An information technology (IT) security specialist is responsible for the security of an organization's entire computer system and network and creates, implements and manages a thorough security plan. He or she performs various tests to locate vulnerabilities and threats that exist in the company's physical security, workstations and network devices and secures each threat using the appropriate tools. The specialist also is responsible for the company's disaster recovery plan and determines the best methods for backing up both physical and digital data. He or she also must educate users on important security processes.
Developing a security plan is an important aspect of an IT security specialist's job and involves reviewing industry security standards and applying them to the company's individual networking and computer systems. The process involves finding vulnerabilities through the use of penetration testing and vulnerability scanning and determining the impact each security breach could have on the company's infrastructure. After analyzing each risk, the IT security specialist can take action and fix any potential security breaches. He or she will then conduct regular audits and document findings to continuously improve the company's security.
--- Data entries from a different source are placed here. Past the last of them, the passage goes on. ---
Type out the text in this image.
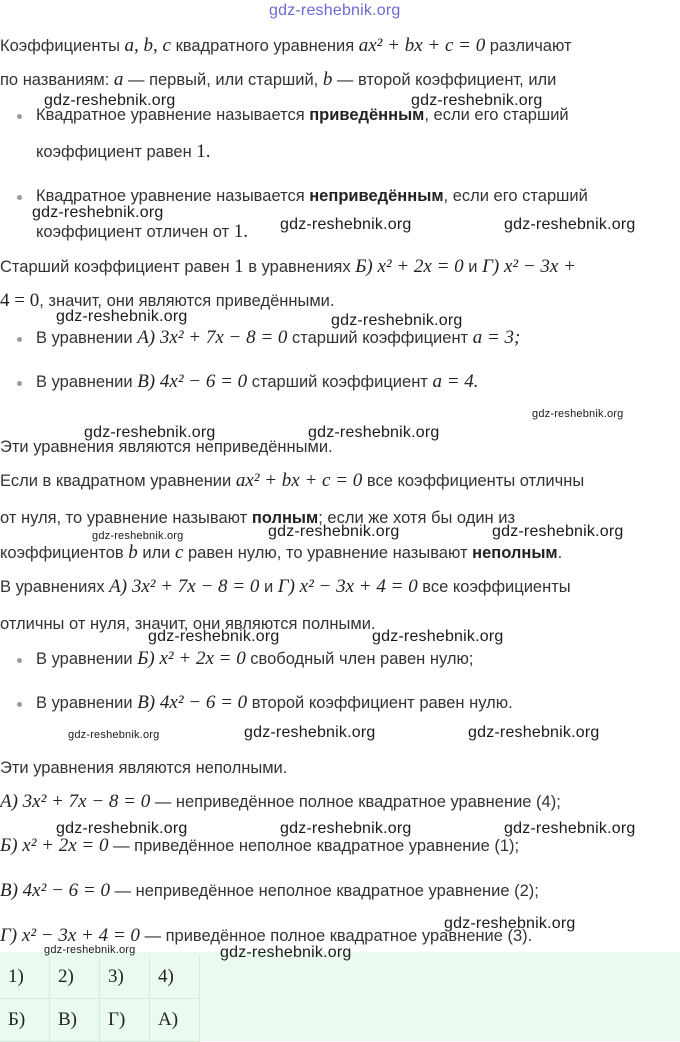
gdz-reshebnik.org
Коэффициенты a, b, c квадратного уравнения ax² + bx + c = 0 различают
по названиям: a — первый, или старший, b — второй коэффициент, или
Квадратное уравнение называется приведённым, если его старший
коэффициент равен 1.
Квадратное уравнение называется неприведённым, если его старший
коэффициент отличен от 1.
Старший коэффициент равен 1 в уравнениях Б) x² + 2x = 0 и Г) x² − 3x +
4 = 0, значит, они являются приведёнными.
В уравнении А) 3x² + 7x − 8 = 0 старший коэффициент a = 3;
В уравнении В) 4x² − 6 = 0 старший коэффициент a = 4.
Эти уравнения являются неприведёнными.
Если в квадратном уравнении ax² + bx + c = 0 все коэффициенты отличны
от нуля, то уравнение называют полным; если же хотя бы один из
коэффициентов b или c равен нулю, то уравнение называют неполным.
В уравнениях А) 3x² + 7x − 8 = 0 и Г) x² − 3x + 4 = 0 все коэффициенты
отличны от нуля, значит, они являются полными.
В уравнении Б) x² + 2x = 0 свободный член равен нулю;
В уравнении В) 4x² − 6 = 0 второй коэффициент равен нулю.
Эти уравнения являются неполными.
А) 3x² + 7x − 8 = 0 — неприведённое полное квадратное уравнение (4);
Б) x² + 2x = 0 — приведённое неполное квадратное уравнение (1);
В) 4x² − 6 = 0 — неприведённое неполное квадратное уравнение (2);
Г) x² − 3x + 4 = 0 — приведённое полное квадратное уравнение (3).
1)	2)	3)	4)
Б)	В)	Г)	А)
gdz-reshebnik.org	gdz-reshebnik.org
gdz-reshebnik.org
gdz-reshebnik.org	gdz-reshebnik.org
gdz-reshebnik.org	gdz-reshebnik.org
gdz-reshebnik.org
gdz-reshebnik.org	gdz-reshebnik.org
gdz-reshebnik.org	gdz-reshebnik.org	gdz-reshebnik.org
gdz-reshebnik.org	gdz-reshebnik.org
gdz-reshebnik.org	gdz-reshebnik.org	gdz-reshebnik.org
gdz-reshebnik.org	gdz-reshebnik.org	gdz-reshebnik.org
gdz-reshebnik.org
gdz-reshebnik.org	gdz-reshebnik.org
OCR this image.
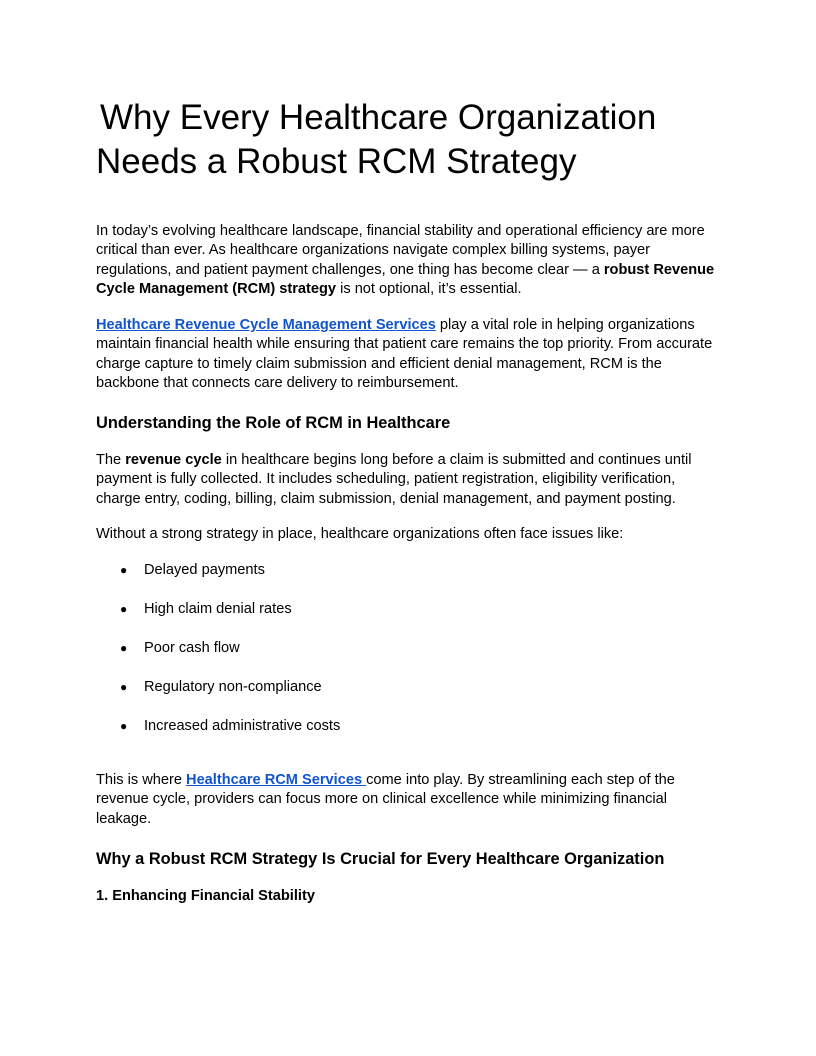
Why Every Healthcare Organization
Needs a Robust RCM Strategy

In today’s evolving healthcare landscape, financial stability and operational efficiency are more critical than ever. As healthcare organizations navigate complex billing systems, payer regulations, and patient payment challenges, one thing has become clear — a robust Revenue Cycle Management (RCM) strategy is not optional, it’s essential.

Healthcare Revenue Cycle Management Services play a vital role in helping organizations maintain financial health while ensuring that patient care remains the top priority. From accurate charge capture to timely claim submission and efficient denial management, RCM is the backbone that connects care delivery to reimbursement.

Understanding the Role of RCM in Healthcare

The revenue cycle in healthcare begins long before a claim is submitted and continues until payment is fully collected. It includes scheduling, patient registration, eligibility verification, charge entry, coding, billing, claim submission, denial management, and payment posting.

Without a strong strategy in place, healthcare organizations often face issues like:

● Delayed payments
● High claim denial rates
● Poor cash flow
● Regulatory non-compliance
● Increased administrative costs

This is where Healthcare RCM Services come into play. By streamlining each step of the revenue cycle, providers can focus more on clinical excellence while minimizing financial leakage.

Why a Robust RCM Strategy Is Crucial for Every Healthcare Organization
1. Enhancing Financial Stability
IT security specialists use the security plan to improve network security, physical security, workstation security and server security. The process for securing networks may consist of implementing firewalls, manipulating existing firewall access rules, hardening the settings on network hardware devices, implementing Internet filters and installing devices that detect network intrusions. To improve physical security, the IT security specialist may implement surveillance cameras, alarms, door locks and guards to secure the building and physical hardware. Securing workstations and servers involves using encryption for storage devices; installing and managing virus protection, spam protection and spyware protection applications; installing updates and patches to operating systems and programs; and having a strong password policy.
Another important task of an IT security specialist is implementing a disaster prevention and recovery plan. The specialist's goal for disaster recovery is to be able to successfully restore data or complete systems in the least amount of time possible. Maintaining regular backups of individual systems to a central server, having a backup operational site and creating ghost copies of hard drives are three ways IT security specialists can help prepare for disasters. The specialist must test the backups and update them as needed, and backups may be stored offsite in case of a fire or flood. He or she also may write down system and networking settings or make copies of important paper documents to keep in an offsite location.